A federal appeals court in Manhattan on Friday reversed a lower-court ruling that had allowed the government to bar a prominent Muslim scholar from entering the United States on the ground that he had contributed to a charity that had connections to terrorism.

The scholar, Tariq Ramadan, 46, a Swiss academic, was to become a tenured professor at the University of Notre Dame, but the Bush administration revoked his visa in 2004 and again denied him a visa in 2006. The government cited evidence that from 1998 to 2002, he donated about $1,300 to a Swiss-based charity that the Treasury Department later categorized as a terrorist organization because it provided money to Hamas, the militant Palestinian group.

Professor Ramadan said in a later court affidavit that he was not aware of any connections between the charity, the Association de Secours Palestinien, and Hamas or terrorism, and that he believed that the organization was involved in legitimate humanitarian projects. “I have condemned terrorism at every opportunity,” he wrote.

In its ruling on Friday, a three-judge panel of the United States Court of Appeals for the Second Circuit held unanimously that the government was required to “confront Ramadan with the allegation against him and afford him the subsequent opportunity to demonstrate by clear and convincing evidence that he did not know, and reasonably should not have known, that the recipient of his contributions was a terrorist organization.”

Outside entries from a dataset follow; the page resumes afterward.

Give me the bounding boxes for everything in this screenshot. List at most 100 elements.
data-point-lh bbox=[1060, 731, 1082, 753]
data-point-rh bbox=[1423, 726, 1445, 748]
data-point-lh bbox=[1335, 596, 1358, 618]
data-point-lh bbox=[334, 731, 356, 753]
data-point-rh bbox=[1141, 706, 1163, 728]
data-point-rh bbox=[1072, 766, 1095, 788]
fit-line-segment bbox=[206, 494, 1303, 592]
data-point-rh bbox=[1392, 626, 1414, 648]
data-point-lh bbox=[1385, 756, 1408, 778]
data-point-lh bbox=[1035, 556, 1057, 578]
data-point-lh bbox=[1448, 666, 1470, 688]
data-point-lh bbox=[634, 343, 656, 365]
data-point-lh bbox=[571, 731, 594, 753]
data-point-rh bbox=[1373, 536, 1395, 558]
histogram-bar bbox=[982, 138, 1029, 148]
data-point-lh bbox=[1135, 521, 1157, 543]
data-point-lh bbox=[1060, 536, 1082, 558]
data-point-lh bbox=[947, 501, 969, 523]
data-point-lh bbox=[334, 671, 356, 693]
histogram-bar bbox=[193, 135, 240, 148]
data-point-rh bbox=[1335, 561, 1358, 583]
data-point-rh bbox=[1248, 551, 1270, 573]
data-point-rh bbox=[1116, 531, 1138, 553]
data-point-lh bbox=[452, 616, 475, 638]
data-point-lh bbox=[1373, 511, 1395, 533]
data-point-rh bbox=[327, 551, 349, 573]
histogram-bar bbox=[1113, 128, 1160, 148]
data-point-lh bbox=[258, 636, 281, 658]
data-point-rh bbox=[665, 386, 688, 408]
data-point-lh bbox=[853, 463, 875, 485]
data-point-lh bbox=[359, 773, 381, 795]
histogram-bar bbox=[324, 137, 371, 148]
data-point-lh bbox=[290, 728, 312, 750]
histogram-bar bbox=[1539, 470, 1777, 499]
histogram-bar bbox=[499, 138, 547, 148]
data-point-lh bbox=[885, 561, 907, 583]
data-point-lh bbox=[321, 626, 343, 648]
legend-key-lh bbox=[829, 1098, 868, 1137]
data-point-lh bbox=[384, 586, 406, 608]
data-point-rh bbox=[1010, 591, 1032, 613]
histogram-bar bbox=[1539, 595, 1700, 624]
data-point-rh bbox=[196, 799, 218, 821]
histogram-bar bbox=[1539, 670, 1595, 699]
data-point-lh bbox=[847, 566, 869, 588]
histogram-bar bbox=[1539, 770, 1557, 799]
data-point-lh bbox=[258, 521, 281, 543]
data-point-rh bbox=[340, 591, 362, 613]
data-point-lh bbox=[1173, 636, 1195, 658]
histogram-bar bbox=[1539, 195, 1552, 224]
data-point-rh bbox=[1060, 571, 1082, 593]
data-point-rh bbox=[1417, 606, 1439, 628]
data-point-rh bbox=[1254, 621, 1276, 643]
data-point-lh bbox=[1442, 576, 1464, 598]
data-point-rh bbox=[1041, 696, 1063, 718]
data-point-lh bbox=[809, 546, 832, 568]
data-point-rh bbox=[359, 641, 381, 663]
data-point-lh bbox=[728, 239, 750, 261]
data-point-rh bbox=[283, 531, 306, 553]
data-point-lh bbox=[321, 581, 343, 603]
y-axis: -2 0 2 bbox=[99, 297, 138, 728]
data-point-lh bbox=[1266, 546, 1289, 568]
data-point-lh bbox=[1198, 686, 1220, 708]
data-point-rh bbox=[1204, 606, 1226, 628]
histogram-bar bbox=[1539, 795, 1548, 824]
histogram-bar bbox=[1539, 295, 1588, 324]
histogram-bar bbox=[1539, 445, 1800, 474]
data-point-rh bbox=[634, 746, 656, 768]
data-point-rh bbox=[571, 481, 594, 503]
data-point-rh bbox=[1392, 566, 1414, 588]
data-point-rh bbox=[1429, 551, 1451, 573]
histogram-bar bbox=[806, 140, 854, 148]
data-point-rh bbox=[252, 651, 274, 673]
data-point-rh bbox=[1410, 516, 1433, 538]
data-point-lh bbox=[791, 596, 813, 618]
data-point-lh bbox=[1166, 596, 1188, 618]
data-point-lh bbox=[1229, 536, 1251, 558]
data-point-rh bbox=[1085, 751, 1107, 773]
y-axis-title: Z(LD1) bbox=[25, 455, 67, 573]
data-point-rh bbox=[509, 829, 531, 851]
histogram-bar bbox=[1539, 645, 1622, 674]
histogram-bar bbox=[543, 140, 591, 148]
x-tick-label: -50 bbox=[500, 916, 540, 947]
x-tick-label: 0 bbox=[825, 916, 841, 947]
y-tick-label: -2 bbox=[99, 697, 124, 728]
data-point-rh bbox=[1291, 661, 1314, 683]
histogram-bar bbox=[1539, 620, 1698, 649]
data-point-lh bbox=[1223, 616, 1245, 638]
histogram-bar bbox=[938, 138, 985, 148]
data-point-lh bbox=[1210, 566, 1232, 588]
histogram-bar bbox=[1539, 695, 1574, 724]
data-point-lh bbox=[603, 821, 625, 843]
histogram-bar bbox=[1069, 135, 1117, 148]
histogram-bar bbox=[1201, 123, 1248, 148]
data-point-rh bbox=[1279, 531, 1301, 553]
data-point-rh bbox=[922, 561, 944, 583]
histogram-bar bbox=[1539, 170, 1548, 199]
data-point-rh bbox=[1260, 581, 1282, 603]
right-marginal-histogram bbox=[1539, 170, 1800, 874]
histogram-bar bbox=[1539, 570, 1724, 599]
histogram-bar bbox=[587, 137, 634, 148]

The record was unclear as to whether a consular officer who had denied the visa had done so, the panel said in its ruling, written by Judge Jon O. Newman and joined by Judges Wilfred Feinberg and Reena Raggi.

The panel sent the case back to the lower court for a determination on whether Professor Ramadan had been confronted with the allegation, and then given a chance to deny it.

If that did not happen, the panel said, a new visa hearing should be held.

“I am gratified that the court has found that my exclusion from the United States is without basis,” Professor Ramadan said in a statement on Friday.

Professor Ramadan, who had frequently visited the United States in the past, lecturing and attending conferences, said he was eager to “engage once again with Americans in the kinds of face-to-face exchanges” that were “crucial to bridging cultural divides.”

“I hope to be able to come back to the States and resume my work with scholars,” he said later in a telephone interview. “This is what I want.”

Yusill Scribner, a spokeswoman for the United States attorney’s office in Manhattan, which argued the case for the government, declined to comment.

The government, in barring Professor Ramadan, had first offered no explanation, and then cited a provision of the Patriot Act that allows for the exclusion of foreigners who use “a position of prominence within any country to endorse or espouse terrorist activity.”

In 2006, the American Civil Liberties Union and New York Civil Liberties Union sued on behalf of three groups: the American Academy of Religion, the American Association of University Professors and the PEN American Center. The suit argued that Professor Ramadan’s exclusion violated the First Amendment rights of groups that wanted to meet with him and hear his views.

The government then cited, as the reason for denying him entry, his donations to the charity, which he had revealed in interviews with officials in the United States Embassy in Bern, Switzerland.

Jameel Jaffer, the A.C.L.U. lawyer who argued the appeal, said he was pleased with the decision and its finding “that in this case the government simply has not offered a constitutionally adequate justification for its actions.”